Crunching the Numbers: Calculating Your Energy Savings

A pivotal piece of successful energy conservation lies in comprehending not only the environmental impact of our choices but also the benefits for our wallets. Whether it's embracing energy-efficient appliances or optimizing our home's heating systems, these changes extend beyond just reducing our carbon footprint — they translate into real and substantial savings. To put the potential savings into perspective, let's consider a few scenarios:

  • Smart Thermostat: According to data collected by Nest, smart thermostats can save approximately 10-12% on heating and 15% on cooling costs. Based on typical energy costs, Nest estimates that the average customer can expect to save roughly $140 per year on energy bills — although this is dependent on where you live, what your residence looks like, and how much energy you’re using.
  • ​​LED Lighting: Switching to energy-efficient lighting is a win-win — get the same amount of light in your home for less energy and money! Lighting accounts for around 15% of an average home’s electricity consumption, and the Department of Energy estimates that the average household can save around $225 in annual energy costs by switching to LEDs.
  • Energy-Efficient Appliances: Upgrading your appliances to ENERGY STAR-certified models could yield energy bill savings of around $450 each year.
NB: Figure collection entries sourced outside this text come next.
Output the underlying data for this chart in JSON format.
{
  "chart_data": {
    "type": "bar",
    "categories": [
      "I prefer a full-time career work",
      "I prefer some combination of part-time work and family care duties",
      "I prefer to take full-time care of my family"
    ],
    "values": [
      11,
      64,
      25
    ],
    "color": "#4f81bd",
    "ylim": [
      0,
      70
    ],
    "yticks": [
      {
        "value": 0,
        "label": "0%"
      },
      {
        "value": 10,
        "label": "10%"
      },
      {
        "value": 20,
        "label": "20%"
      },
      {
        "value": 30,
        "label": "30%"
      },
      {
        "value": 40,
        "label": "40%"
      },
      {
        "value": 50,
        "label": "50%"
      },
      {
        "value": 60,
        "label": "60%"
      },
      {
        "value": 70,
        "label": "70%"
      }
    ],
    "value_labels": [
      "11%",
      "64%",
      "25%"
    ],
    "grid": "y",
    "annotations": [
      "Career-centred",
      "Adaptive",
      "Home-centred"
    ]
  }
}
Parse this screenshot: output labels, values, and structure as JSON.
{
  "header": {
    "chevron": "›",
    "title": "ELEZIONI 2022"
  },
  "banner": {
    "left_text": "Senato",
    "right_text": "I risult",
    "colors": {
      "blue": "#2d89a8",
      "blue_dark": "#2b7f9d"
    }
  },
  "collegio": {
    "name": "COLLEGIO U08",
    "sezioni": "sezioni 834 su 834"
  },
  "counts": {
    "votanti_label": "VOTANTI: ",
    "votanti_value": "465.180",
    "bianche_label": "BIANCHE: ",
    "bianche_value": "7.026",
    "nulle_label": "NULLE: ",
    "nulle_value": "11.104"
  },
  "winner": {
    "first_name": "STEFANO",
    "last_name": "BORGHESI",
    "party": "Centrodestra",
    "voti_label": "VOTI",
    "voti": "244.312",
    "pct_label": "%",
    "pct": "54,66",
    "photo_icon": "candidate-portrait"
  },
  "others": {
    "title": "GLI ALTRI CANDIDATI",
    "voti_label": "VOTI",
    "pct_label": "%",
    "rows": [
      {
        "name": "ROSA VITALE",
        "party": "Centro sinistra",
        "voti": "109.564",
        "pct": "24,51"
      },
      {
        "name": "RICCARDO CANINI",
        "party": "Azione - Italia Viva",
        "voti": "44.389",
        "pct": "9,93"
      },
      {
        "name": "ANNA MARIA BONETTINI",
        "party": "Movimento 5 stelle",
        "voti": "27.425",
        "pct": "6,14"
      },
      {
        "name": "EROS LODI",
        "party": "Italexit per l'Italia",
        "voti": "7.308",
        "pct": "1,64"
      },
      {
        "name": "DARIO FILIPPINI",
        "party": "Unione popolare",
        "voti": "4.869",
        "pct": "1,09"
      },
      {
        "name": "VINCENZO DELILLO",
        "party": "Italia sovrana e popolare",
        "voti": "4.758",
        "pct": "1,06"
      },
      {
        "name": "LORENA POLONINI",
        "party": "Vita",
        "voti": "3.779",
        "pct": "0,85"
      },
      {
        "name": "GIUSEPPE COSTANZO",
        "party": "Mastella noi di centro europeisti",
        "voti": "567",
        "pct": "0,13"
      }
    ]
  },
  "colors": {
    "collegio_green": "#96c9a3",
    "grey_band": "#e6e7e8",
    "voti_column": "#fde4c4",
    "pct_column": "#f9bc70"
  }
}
Home is Where Sustainability Starts

While these annual savings estimates may seem modest at an individual level, the true power lies in the collective impact. If every household in a state embraces simple energy-saving practices, the cumulative effect becomes staggering. The potential for reducing overall electricity consumption and collectively decreasing our environmental footprint becomes an achievable goal — with personal incentives in the form of your decreasing monthly power bill!

The potential for energy savings is more than just a hack to cut costs — it’s a decisive step towards paving the way for a more sustainable future, one household at a time. From adjusting thermostats to embracing energy-efficient technologies, let's harness the potential power of collective energy savings — both economic and environmental.